One of the first blood donations given by an Israeli backpacker was immediately passed on to a small girl in need, saving her life and inspiring Raisch to push on forward.
That same day, she spoke at the Friday night dinner organized by the Beit Chabad in front of 150 travelers, urging them to join her at the hospital. When Shabbat went out, 26 Israelis were ready to go.
“They were simply stunned at the hospital,” she says of the local staff’s reaction. “They’d never seen anything like it.”
Raisch, now nicknamed by the staff as “the queen of blood,” managed to get together 99 blood transfusions in only two weeks. In comparison, the hospital usually receives only 10 every month.

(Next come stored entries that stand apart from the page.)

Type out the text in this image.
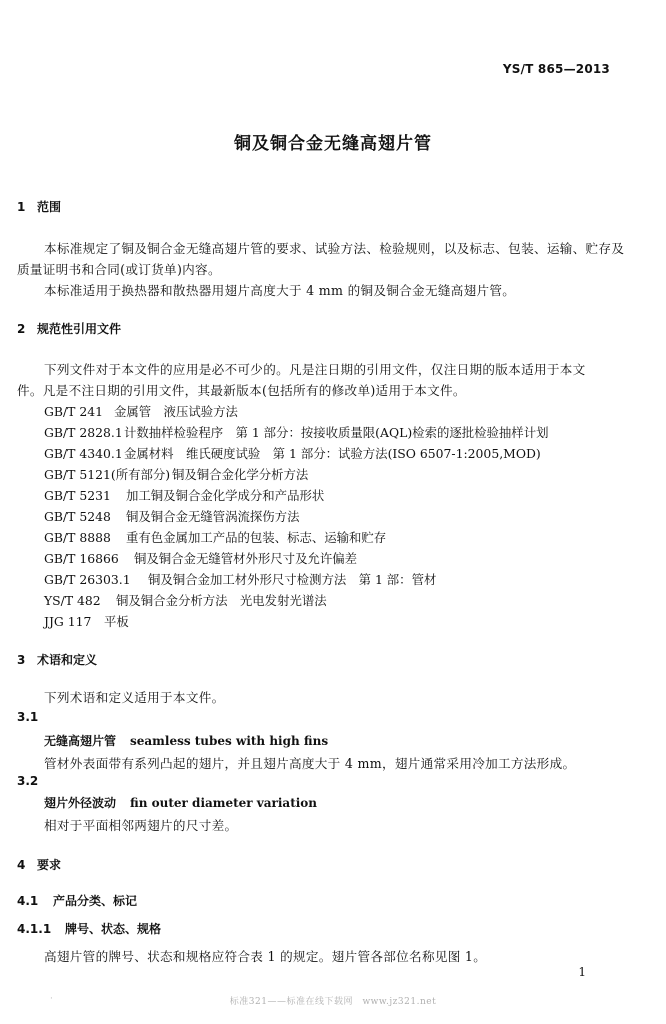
YS/T 865—2013
铜及铜合金无缝高翅片管
1 范围
本标准规定了铜及铜合金无缝高翅片管的要求、试验方法、检验规则，以及标志、包装、运输、贮存及
质量证明书和合同(或订货单)内容。
本标准适用于换热器和散热器用翅片高度大于 4 mm 的铜及铜合金无缝高翅片管。
2 规范性引用文件
下列文件对于本文件的应用是必不可少的。凡是注日期的引用文件，仅注日期的版本适用于本文
件。凡是不注日期的引用文件，其最新版本(包括所有的修改单)适用于本文件。
GB/T 241 金属管　液压试验方法
GB/T 2828.1计数抽样检验程序　第 1 部分：按接收质量限(AQL)检索的逐批检验抽样计划
GB/T 4340.1金属材料　维氏硬度试验　第 1 部分：试验方法(ISO 6507-1:2005,MOD)
GB/T 5121(所有部分) 铜及铜合金化学分析方法
GB/T 5231 加工铜及铜合金化学成分和产品形状
GB/T 5248 铜及铜合金无缝管涡流探伤方法
GB/T 8888 重有色金属加工产品的包装、标志、运输和贮存
GB/T 16866 铜及铜合金无缝管材外形尺寸及允许偏差
GB/T 26303.1 铜及铜合金加工材外形尺寸检测方法　第 1 部：管材
YS/T 482 铜及铜合金分析方法　光电发射光谱法
JJG 117 平板
3 术语和定义
下列术语和定义适用于本文件。
3.1
无缝高翅片管 seamless tubes with high fins
管材外表面带有系列凸起的翅片，并且翅片高度大于 4 mm，翅片通常采用冷加工方法形成。
3.2
翅片外径波动 fin outer diameter variation
相对于平面相邻两翅片的尺寸差。
4 要求
4.1 产品分类、标记
4.1.1 牌号、状态、规格
高翅片管的牌号、状态和规格应符合表 1 的规定。翅片管各部位名称见图 1。
1
·	标准321——标准在线下载网　www.jz321.net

“This blood simply saved lives,” she stresses.
“It made a huge name for Israel at the hospital,” she says. “Everyone knew these are Israeli backpackers. I also explained that it’s a worldview of saving lives.”
Raisch has since returned to Israel, but the Luang Prabang Beit Chabad is keeping the project up, and they hope that blood donation will become a must-do thing for backpackers arriving in the city.
Raisch hopes to return to Luang Prabang next year, but wishes she could do so more often to supervise and develop the enterprise. Currently funded by her, she hopes to be joined by others in order to keep up the important work.
“I hope that this project will stay alive and keep on giving life,” she says.